By: Eva Baxter
Coinbase, a leading global cryptocurrency exchange, is facing a new class-action lawsuit filed by six of its users, alleging that the exchange is operating in violation of securities laws. The lawsuit, filed on May 5, implies that some of the digital assets listed on the Coinbase platform, including Solana, Polygon, Near Protocol, Decentraland, Algorand, Uniswap, Tezos, and Stellar, are categorized as securities and, as such, are subject to state security laws.
The plaintiffs are arguing that Coinbase, which is identified as a 'Securities Broker' as per its user agreement, has deliberately and repeatedly violated state securities laws and has thus deceived its users. In fact, the lawsuit notes that Coinbase's entire business model is constructed on a false claim and a dream - the false claim being that they do not sell securities and the dream is their belief that it's better to ask for forgiveness than permission, following inevitable exposure of the claim.
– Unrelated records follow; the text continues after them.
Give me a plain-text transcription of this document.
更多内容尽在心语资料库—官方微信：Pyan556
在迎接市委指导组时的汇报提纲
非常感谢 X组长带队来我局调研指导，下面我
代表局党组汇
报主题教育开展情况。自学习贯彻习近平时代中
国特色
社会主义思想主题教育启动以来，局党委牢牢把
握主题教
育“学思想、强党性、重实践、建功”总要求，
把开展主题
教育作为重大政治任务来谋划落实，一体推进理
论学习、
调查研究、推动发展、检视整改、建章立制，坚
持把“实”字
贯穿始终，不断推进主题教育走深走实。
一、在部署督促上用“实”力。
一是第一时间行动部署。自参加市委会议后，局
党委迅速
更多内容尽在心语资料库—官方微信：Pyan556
The legal action was filed with the U.S. District Court for the Northern District of California, San Francisco Division by plaintiffs from California and Florida seeking for full recission, meaning a cancellation of their purchase agreements, along with statutory damages under state law and injunctive relief.
In the meantime, Coinbase continues to assert that secondary selling of crypto assets does not constitute securities, amidst a pre-existing lawsuit by the U.S. Securities and Exchange Commission (SEC) alleging the exchange's violation of securities laws. This new lawsuit arrives concurrently with Coinbase's recent announcement of a surge in Q1 revenue to $1.64 billion, surpassing expectations.